For western blot analysis, cells were lysed and protein concentration was quantified as described.40 Thirty to 40 microgram of protein was loaded for SDS-PAGE. The membranes were incubated overnight at +4°C with appropriate primary antibody. β-actin or β-tubulin (Sigma-Aldrich Sweden AB) were used as loading control. Secondary peroxidase-conjugated anti-mouse or anti-rabbit antibodies were from Cell Signaling. Bands were visualized by SuperSignal West Pico chemiluminescent substrate (Pierce) according to the manufacturer's protocol. The images were captured using an LAS-1000 from Fujifilm. Quantification of the band intensity was performed using Image Gauge, Fujifilm. For immunoprecipitation, IP, cells were lysed in IP buffer (1% Triton X-100, 40 mM Hepes, pH 7.5, 120 mM NaCl, 1 mM EDTA, 2,5 mM sodium pyrophosphate and sodium orthovanadate, 10 mM glycerophosphate, 10 mM NaF (all from Sigma-Aldrich Sweden AB) and protease inhibitor cocktail from Roche 1 : 100), and 1 mg of proteins were subjected to IP with anti-PML mAbs overnight. After incubation with protein G-coated beads (GammaBind G Sepharose, GE Healthcare) and washes, proteins captured on the beads were separated on PAGE and western was performed using anti-Akt or anti-PML rabbit serum.
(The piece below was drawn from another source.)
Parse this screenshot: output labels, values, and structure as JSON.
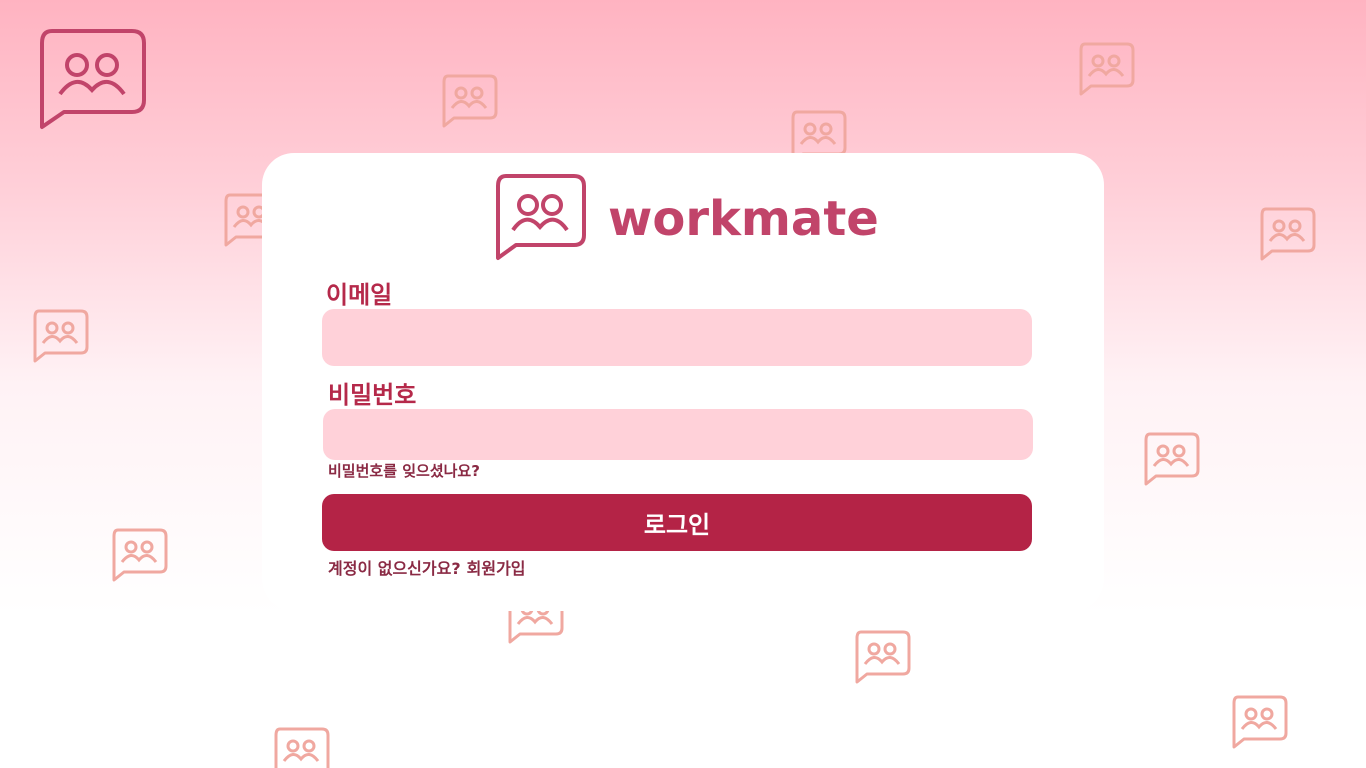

Transmission electron microscopy

RS4;11 cells were incubated with Dex 100 nM for 24 and 36 h. After indicated times cells were harvested and processed as described.41 Micrographs were taken at 2000–2500 × magnification and printed copies were used for evaluation.
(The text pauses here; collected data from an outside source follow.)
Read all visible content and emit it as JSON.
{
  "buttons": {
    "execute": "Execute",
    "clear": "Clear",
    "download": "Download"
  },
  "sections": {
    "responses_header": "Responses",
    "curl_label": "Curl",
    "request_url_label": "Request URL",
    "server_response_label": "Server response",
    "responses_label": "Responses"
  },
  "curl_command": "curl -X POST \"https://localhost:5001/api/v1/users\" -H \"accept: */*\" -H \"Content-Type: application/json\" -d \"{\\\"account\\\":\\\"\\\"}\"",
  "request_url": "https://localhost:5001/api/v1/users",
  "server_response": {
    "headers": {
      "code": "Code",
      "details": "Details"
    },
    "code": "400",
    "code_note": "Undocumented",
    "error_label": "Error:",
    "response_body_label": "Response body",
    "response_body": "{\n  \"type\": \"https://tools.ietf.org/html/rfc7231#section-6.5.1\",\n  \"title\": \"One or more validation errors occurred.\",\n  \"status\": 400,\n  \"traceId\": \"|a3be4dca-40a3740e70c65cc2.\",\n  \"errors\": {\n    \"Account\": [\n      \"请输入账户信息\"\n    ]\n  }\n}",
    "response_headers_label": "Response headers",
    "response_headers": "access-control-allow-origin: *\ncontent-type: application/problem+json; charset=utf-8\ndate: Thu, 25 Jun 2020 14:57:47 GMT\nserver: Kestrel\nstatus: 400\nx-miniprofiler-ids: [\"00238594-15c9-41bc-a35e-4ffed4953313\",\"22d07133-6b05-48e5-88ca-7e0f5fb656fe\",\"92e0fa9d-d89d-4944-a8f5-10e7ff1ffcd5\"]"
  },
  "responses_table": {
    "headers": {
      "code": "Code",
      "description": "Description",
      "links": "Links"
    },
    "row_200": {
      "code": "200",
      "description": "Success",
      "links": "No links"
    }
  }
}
Constructs, siRNA and transfections

CMV5-HA PKBα T308D/S437D (Akt DD), encoding PKB/Akt with mutations that mimic the effect of phosphorylation at corresponding residues, was a kind gift from Dr. DR Alessi at the University of Dundee, Dundee, Scotland, UK.28 GFP-LC3 was a kind gift from Dr. N Mizushima at the Tokyo Metropolitan Institute of Medical Science, Tokyo, Japan and Dr. T Yoshimori at the National Institute of Genetics, Tokyo, Japan.18 RS4;11 cells (4 × 106) were co-transfected with 7.5 or 5 μg of plasmids by Amaxa nucleofection (Reactionlab Sverige AB, Uppsala, Sweden), using solution R, program X-01 according to the manufacturer's instructions. Following the transfection, cells were plated in 2 ml of growth medium and cultured for 24 h and then treated with 100 nM of Dex for the indicated time. siRNA against Lamin (cat. D-001050-01-05), siRNA against GFP (cat. P-002048-01-20) and siRNA corresponding to the following cDNA sequence 5′-CAGTTTGGCACAATCAATA-3′ for Beclin 1 were purchased from Dharmacon (Lafayette, CO, USA). The siRNA 5′-GAGUCGGCCGACUUCUGGU(dTdT)-3 for PML was purchased from MWG-Biotech AG (Ebersberg, Germany). For siRNA transfections, RS4;11 cells (4 × 106) were electroporated using Amaxa nucleofection. Cells were immediately diluted in 2 ml of growth medium and cultured for 48 h for further treatments and analysis. Final concentration of 5–20 nM of siRNA against Beclin 1 or 60 nM of siRNA against PML was used. The same amount of siRNA against lamin was used as control. Co-transfection with GFP was used together with Akt DD or Beclin 1 siRNA for cell death and autophagy assessment. Cell death was assessed as PI positivity in GFP-gated cells or by Annexin V staining in total populations analyzed by flow cytometry. Autophagosome formation was assessed by MDC staining in the total or the GFP-positive cell population by microscopy or FACS. Transfection efficacy according to GFP gating varied between 2 and 9%.